Was passiert mit unseren E-Mails?

Sie hängen an eigenen Einträgen, die unabhängig von der Website sind. Wenn die Postfächer beim alten Hoster liegen und mit umziehen sollen, müssen sie vorher beim neuen angelegt und die vorhandenen Nachrichten übertragen werden. Wird das übersehen, kommen Nachrichten für Stunden bis Tage nirgends an — und sie werden nicht nachgeliefert.

Können wir die Domain behalten und nur den Hoster wechseln?

Ja, und das ist der einfachere Weg. Die Domain bleibt, wo sie ist, und Sie ändern nur den Eintrag, der auf den Server zeigt.
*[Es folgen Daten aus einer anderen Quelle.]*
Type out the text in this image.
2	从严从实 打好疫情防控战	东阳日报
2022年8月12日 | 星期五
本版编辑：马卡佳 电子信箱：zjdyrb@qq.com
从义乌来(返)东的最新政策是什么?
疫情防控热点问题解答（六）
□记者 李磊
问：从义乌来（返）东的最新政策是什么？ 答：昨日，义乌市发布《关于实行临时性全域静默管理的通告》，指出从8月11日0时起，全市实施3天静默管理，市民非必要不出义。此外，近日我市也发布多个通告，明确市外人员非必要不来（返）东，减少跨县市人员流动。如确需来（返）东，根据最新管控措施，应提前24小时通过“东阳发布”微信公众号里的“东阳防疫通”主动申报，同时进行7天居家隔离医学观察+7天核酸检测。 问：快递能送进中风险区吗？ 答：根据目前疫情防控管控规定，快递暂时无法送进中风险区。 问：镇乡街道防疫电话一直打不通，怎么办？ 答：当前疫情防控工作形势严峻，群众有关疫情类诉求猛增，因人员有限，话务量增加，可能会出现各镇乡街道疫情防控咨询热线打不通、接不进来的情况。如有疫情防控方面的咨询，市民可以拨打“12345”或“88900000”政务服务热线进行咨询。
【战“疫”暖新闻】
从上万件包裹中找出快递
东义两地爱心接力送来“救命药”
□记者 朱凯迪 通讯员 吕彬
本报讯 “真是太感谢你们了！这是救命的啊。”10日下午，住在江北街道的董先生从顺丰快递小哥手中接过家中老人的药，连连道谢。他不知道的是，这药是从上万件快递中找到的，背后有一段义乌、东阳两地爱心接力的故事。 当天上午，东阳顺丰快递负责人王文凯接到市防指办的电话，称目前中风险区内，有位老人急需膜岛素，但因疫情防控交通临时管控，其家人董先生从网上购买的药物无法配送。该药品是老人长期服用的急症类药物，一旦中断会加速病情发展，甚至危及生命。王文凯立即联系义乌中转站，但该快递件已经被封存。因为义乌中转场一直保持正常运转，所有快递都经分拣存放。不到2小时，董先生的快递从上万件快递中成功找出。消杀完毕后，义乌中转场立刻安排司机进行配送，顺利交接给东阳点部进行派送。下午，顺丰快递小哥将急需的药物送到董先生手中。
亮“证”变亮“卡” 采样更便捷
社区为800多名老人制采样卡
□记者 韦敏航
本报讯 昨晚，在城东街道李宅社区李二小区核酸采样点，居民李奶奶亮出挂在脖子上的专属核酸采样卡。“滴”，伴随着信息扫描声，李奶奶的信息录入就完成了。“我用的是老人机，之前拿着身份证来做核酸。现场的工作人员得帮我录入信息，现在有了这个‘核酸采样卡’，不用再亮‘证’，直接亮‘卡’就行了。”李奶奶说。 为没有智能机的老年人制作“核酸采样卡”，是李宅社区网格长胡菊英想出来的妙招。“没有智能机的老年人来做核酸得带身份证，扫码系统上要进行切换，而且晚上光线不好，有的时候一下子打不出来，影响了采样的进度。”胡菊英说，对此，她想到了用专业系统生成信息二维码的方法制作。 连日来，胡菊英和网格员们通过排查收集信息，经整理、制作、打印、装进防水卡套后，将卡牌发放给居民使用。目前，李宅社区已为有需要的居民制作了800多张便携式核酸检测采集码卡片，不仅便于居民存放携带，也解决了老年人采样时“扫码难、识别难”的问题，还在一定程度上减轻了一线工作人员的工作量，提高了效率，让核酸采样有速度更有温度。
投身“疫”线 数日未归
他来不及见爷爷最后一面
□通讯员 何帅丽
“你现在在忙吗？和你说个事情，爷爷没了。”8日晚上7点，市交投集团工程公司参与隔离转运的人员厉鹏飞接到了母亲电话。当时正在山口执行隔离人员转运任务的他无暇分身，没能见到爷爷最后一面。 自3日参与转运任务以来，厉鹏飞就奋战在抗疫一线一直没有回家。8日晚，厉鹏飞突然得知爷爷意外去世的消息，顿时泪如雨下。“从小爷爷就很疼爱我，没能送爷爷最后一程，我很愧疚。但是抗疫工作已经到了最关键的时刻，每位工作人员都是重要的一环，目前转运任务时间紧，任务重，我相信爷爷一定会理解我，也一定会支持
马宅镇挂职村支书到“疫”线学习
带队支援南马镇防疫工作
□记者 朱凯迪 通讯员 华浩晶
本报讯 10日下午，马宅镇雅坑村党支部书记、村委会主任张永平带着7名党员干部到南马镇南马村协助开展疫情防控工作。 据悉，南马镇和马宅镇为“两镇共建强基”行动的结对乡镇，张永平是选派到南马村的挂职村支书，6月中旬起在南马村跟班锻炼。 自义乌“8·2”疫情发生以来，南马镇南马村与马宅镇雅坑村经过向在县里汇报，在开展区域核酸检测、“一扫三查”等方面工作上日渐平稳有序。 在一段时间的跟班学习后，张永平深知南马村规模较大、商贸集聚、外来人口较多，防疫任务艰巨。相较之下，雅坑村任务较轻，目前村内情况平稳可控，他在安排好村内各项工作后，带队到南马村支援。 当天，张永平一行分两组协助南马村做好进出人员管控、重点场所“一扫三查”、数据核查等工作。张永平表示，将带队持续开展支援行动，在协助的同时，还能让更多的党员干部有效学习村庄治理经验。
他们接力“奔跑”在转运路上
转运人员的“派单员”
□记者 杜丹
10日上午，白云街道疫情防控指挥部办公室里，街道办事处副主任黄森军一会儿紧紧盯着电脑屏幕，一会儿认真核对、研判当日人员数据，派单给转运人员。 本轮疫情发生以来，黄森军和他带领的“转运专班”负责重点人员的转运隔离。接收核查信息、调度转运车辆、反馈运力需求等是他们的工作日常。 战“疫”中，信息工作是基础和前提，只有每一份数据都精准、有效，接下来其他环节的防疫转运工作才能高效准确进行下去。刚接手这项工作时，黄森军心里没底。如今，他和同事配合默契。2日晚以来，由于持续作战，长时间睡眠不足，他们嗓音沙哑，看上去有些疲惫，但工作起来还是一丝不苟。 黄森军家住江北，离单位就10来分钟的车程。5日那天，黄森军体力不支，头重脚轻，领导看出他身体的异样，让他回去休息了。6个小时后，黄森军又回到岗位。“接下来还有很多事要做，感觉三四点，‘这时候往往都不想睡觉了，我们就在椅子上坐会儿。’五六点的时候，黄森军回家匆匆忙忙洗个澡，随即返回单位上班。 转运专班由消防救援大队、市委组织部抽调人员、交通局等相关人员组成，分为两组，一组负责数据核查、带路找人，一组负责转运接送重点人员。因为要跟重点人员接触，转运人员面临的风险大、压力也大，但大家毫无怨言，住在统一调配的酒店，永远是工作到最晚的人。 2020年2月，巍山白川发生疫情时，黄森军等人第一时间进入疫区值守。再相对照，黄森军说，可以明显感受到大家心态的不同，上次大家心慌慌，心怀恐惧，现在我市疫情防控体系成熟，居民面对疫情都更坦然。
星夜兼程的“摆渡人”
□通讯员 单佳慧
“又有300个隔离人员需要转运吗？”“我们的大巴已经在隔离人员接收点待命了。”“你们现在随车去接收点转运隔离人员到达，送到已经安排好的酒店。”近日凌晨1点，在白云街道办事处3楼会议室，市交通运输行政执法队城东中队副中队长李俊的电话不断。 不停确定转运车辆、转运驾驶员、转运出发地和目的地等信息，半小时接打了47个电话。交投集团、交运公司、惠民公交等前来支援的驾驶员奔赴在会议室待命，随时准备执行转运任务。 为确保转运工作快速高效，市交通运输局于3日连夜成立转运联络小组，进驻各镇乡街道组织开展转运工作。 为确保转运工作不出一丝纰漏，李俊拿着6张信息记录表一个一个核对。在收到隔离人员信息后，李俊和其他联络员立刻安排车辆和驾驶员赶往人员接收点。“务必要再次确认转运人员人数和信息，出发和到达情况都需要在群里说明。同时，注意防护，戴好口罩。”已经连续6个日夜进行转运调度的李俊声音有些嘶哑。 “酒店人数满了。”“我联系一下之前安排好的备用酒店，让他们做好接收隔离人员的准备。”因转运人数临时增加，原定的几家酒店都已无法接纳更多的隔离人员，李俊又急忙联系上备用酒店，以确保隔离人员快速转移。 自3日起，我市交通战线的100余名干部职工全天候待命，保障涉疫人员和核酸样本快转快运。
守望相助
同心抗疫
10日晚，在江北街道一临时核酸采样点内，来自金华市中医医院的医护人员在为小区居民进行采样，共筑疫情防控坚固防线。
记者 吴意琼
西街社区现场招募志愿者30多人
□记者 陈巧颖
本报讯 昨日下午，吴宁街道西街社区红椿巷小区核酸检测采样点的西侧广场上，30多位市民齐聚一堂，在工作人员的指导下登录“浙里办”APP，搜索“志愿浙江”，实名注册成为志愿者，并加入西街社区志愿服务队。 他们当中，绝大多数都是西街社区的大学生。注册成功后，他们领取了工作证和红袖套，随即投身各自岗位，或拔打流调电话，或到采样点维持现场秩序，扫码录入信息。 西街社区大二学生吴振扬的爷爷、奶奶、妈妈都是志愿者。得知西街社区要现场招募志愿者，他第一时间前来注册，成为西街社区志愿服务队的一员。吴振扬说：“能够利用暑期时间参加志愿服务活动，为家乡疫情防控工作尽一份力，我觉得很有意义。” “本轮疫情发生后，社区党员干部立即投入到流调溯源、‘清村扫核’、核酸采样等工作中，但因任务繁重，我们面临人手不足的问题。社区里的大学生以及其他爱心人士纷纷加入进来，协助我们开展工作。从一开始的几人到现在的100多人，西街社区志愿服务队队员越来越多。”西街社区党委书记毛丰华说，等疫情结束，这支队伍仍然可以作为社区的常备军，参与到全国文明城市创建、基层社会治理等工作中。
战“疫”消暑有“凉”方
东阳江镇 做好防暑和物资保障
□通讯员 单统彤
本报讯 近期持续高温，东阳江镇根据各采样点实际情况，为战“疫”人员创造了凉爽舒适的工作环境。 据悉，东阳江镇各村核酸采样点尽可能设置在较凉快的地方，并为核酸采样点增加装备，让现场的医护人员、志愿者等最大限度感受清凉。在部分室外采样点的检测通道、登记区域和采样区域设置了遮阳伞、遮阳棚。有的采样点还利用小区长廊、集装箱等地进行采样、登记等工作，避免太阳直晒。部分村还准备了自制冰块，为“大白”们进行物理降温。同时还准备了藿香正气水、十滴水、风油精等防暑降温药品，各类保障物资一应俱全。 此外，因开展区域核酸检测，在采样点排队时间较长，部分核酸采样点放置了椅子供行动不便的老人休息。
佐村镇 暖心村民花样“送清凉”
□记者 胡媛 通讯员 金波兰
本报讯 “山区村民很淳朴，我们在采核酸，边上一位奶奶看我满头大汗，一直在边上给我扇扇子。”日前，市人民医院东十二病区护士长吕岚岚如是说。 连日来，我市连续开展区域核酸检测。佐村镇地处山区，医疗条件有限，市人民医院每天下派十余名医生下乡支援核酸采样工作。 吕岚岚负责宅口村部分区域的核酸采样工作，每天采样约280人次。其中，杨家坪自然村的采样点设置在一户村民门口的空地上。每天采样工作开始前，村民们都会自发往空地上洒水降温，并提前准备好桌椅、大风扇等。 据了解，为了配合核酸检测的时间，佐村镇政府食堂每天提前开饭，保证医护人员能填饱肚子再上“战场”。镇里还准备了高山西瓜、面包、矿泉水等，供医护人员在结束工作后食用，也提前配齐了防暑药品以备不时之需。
Wenn Sie ohnehin unzufrieden mit beiden sind, machen Sie es trotzdem nacheinander.

Was kostet ein Umzug?

Das hängt fast vollständig daran, was mitkommt. Eine überschaubare Website ohne E-Mail und ohne Shop ist eine Sache von Stunden — häufig übernimmt das der neue Hoster kostenlos. Sobald Postfächer, ein Shop oder eine unklare Domain-Eintragung dabei sind, wird es ein kleines Projekt, und wir nennen den Aufwand nach einem Blick auf den Bestand.